彼女の千里眼の評判は、やがて催眠術の研究家として知られる福来友吉の知るところになり、ついに明治43年、福来は

千鶴子に対して実験を行うこととなった。

彼は任意の名刺を19枚用意し、その表面に鍚箔を貼り付け、さらにそれを白色のカードで挟んだ上で封筒におさめ、割り印を捺した。

これを千鶴子は封を開かぬまま、名刺の文字を透視した。

さらに「うすくろき紙のはりあるをみる」と鍚箔の存在まで透視した。

これにより千鶴子の能力はますます注目され東京と大阪での公開実験でも研究家をうならせる結果を出した。

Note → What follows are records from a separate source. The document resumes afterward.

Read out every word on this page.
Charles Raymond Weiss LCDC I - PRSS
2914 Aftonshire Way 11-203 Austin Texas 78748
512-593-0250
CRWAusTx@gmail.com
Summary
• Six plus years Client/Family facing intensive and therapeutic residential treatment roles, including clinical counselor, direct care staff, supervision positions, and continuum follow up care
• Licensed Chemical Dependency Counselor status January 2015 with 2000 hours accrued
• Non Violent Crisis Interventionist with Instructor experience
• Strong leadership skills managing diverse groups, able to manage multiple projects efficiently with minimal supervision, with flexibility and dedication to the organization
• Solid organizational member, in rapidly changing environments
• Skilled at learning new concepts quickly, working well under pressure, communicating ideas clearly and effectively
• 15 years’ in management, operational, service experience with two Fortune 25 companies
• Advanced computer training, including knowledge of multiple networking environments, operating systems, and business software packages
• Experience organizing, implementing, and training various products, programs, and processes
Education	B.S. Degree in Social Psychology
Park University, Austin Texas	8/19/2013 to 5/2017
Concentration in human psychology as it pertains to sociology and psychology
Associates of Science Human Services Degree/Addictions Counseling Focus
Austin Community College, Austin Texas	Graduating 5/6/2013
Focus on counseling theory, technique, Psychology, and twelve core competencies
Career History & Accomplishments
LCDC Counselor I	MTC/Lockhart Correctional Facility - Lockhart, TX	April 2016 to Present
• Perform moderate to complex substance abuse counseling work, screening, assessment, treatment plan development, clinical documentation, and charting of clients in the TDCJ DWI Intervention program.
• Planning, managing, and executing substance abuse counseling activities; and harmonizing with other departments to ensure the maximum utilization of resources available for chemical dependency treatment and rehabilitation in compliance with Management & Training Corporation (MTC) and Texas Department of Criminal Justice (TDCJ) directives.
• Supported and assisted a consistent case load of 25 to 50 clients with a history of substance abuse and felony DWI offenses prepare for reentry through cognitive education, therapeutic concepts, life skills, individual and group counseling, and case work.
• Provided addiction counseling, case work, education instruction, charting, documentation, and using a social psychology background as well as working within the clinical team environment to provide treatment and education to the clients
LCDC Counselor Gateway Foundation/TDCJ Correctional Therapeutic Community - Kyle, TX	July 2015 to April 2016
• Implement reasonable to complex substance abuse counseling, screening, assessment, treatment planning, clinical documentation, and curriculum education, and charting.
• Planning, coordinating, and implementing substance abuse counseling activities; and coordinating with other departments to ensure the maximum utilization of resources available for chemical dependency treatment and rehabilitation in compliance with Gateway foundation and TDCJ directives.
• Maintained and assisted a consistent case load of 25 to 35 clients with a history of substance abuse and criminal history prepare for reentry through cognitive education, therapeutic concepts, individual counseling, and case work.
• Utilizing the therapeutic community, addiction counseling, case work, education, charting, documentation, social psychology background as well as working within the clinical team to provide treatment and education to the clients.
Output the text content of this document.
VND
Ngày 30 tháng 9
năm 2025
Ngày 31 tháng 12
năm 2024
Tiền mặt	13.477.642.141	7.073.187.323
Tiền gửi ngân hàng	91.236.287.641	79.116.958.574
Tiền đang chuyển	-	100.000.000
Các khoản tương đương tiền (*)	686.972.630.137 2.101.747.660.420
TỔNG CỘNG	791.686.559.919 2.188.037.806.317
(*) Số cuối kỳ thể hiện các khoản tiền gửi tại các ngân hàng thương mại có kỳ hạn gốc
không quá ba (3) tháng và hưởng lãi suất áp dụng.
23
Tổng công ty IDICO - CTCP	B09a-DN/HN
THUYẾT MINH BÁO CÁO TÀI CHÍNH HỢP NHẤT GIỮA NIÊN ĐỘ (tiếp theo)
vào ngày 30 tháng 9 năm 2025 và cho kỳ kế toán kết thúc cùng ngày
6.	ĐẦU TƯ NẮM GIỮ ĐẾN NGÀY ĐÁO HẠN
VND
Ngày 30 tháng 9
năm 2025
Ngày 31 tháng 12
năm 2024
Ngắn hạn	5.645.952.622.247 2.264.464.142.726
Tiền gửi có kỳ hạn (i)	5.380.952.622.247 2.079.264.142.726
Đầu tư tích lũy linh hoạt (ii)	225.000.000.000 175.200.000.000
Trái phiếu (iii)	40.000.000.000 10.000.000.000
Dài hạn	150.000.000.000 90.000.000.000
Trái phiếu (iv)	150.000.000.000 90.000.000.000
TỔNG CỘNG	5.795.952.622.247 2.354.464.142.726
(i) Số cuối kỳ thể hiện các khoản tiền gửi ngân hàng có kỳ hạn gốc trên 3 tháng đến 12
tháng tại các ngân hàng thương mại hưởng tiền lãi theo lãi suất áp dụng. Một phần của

しかしその後の雨後の筍のごとく勃興してきた無数の「心霊学」ラッシュはうさんくさいものだった。

メカニズムが不明なまま、あると断定的に捉えたうえで千里眼を解釈していこうという乱暴な動きである。

また、千鶴子につづく形で自称千里眼能力者たちが全国各地に登場し、それは長尾郁子の登場によって千里眼ブームの

ピークを迎える。

しかし、長尾郁子の公開実験は疑惑を持たれ、世間の千里眼に対する興味は薄らぐ。

明治44年1月18日、千鶴子が突然の自殺を遂げた。

家庭の事情や彼女自身の能力の減衰に思い悩んでいたという。

さらに長尾家の実験中止もあって被験者不在の状況となり、千里眼に対するブームと研究は歴史の闇に消えた。